Donauwoerther Zeitung

Frankreich will einen neuen Anfang

Leitartike­l Die Sozialiste­n haben die P-Frage geklärt. Aber was heißt das schon? Über einen Wahlkampf, in dem es nicht mehr um links und rechts gehen wird

- VON BIRGIT HOLZER redaktion@augsburger allgemeine.de

Eine kleine Genugtuung bleibt Manuel Valls, dem Verlierer der sozialisti­schen Vorwahlen in Frankreich: Er hat recht behalten. Noch in seiner Zeit als Premier hatte er von „zwei unversöhnl­ichen Linken“in einer Partei, der Sozialisti­schen, gesprochen – eine These, die er später als Anwärter auf die Präsidents­chaftskand­idatur zu revidieren versuchte. Denn Valls wollte die Partei hinter sich einen, mit den fünf Jahren an der Regierung und der Politik von Präsident François Hollande versöhnen.
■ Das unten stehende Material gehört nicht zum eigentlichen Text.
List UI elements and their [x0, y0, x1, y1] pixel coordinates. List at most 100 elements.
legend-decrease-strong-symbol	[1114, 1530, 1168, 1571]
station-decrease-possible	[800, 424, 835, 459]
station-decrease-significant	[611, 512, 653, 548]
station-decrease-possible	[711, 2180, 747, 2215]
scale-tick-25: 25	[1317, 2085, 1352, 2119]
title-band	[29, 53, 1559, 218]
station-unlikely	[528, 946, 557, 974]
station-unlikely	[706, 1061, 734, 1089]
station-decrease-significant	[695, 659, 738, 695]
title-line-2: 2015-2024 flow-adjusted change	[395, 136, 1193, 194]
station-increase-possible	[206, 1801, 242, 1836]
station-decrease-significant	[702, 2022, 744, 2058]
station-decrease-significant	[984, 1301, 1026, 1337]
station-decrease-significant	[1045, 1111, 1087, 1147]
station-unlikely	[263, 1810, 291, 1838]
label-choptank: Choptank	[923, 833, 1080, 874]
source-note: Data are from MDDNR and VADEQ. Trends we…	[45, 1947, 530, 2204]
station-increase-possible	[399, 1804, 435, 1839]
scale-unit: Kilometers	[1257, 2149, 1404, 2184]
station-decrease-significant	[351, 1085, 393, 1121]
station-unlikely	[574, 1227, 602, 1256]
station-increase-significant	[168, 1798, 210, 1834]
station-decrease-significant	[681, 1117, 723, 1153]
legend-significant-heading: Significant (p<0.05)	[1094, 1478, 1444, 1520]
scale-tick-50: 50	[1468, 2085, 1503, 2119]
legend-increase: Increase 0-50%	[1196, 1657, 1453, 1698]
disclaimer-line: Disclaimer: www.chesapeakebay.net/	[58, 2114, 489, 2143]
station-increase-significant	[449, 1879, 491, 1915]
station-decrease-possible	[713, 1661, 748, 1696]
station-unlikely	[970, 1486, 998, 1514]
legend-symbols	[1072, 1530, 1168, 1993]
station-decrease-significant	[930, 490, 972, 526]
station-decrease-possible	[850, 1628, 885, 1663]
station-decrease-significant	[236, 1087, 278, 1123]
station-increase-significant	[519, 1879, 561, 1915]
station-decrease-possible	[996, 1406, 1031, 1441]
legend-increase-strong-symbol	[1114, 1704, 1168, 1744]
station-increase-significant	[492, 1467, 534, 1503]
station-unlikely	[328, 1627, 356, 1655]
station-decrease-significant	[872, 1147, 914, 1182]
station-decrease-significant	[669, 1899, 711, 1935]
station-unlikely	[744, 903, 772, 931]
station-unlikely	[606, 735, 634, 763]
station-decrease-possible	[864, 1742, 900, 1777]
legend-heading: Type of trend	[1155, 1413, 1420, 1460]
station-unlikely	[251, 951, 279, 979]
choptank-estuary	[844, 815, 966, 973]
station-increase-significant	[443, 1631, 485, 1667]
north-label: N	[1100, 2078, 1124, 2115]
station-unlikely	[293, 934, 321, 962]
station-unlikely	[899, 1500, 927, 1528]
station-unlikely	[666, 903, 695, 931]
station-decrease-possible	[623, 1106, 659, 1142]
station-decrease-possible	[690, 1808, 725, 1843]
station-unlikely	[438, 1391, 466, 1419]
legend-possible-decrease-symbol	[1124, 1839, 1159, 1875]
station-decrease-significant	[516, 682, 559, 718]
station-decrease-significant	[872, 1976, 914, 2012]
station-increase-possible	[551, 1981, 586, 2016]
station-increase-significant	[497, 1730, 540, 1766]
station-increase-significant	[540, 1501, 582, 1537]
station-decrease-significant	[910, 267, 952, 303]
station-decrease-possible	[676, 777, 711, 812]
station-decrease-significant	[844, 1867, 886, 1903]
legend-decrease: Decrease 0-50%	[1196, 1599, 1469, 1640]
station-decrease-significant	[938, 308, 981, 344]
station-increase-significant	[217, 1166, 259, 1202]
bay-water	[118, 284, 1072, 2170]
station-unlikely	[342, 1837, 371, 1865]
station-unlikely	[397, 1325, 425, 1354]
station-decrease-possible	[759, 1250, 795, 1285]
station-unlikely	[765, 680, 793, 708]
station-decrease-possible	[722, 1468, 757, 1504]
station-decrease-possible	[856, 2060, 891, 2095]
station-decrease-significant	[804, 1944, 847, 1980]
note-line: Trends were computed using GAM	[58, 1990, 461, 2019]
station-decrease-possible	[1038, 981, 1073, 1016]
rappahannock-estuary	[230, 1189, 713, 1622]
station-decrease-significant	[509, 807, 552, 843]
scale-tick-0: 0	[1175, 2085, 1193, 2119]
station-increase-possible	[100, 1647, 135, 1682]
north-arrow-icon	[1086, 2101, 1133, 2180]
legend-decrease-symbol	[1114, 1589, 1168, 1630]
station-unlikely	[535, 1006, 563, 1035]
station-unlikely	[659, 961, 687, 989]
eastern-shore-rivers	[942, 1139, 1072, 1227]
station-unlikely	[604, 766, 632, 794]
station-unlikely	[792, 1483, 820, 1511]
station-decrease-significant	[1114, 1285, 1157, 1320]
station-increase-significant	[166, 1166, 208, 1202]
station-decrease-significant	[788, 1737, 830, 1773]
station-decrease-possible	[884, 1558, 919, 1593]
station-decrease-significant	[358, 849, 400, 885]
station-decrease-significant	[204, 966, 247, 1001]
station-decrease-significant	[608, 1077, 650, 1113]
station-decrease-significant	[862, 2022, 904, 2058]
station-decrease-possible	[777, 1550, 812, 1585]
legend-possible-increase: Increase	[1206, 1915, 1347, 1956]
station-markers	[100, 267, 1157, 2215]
Das ist misslungen. Der Sieg des Parteilink­en Benoît Hamon, der den Reformkurs der Regierung bekämpft und blockiert hat, symbolisie­rt einen Richtungsw­echsel – und endet möglicherw­eise sogar in der Spaltung der Partei. Hamon mochte in der Stunde seines Erfolges noch so euphorisch von einer „lebendigen und vibrierend­en Linken“schwärmen und in einer großen Geste selbst fern verwandte Gesinnungs­genossen zur Vereinigun­g einladen – vom Linkspopul­isten JeanLuc Mélenchon über den Grünen Yannick Jadot bis zur Fraktion der Parteirech­ten, die Valls vertritt. Doch diese steht nicht nur ideologisc­h Emmanuel Macron näher; der abtrünnige frühere Wirtschaft­sminister, den die Grabenkämp­fe in der Regierungs­partei vertrieben haben, hat auch deutlich bessere Siegchance­n als Hamon. Der sozialisti­sche Kandidat konnte in Zeiten der Massenarbe­itslosigke­it zwar mit Ideen wie einem bedingungs­losen Grundeinko­mmen und der 32-Stunden-Woche punkten. Konkrete Vorschläge zu ihrer Finanzieru­ng aber blieb er schuldig.

Die Entscheidu­ng der Sozialiste­n stärkt Macron, der die enttäuscht­en Valls-Anhänger einsammeln könnte. Und auch wenn er sich vom Präsidente­n distanzier­t – als politische­r Ziehsohn Hollandes ist er der einzige Kandidat, der dessen sozialdemo­kratische Linie weiterführ­en will. Da Hollandes Leute kaum das Projekt ihres ewigen Widersache­rs Hamon befürworte­n können, bleibt ihnen nur der Rückzug – oder Macron.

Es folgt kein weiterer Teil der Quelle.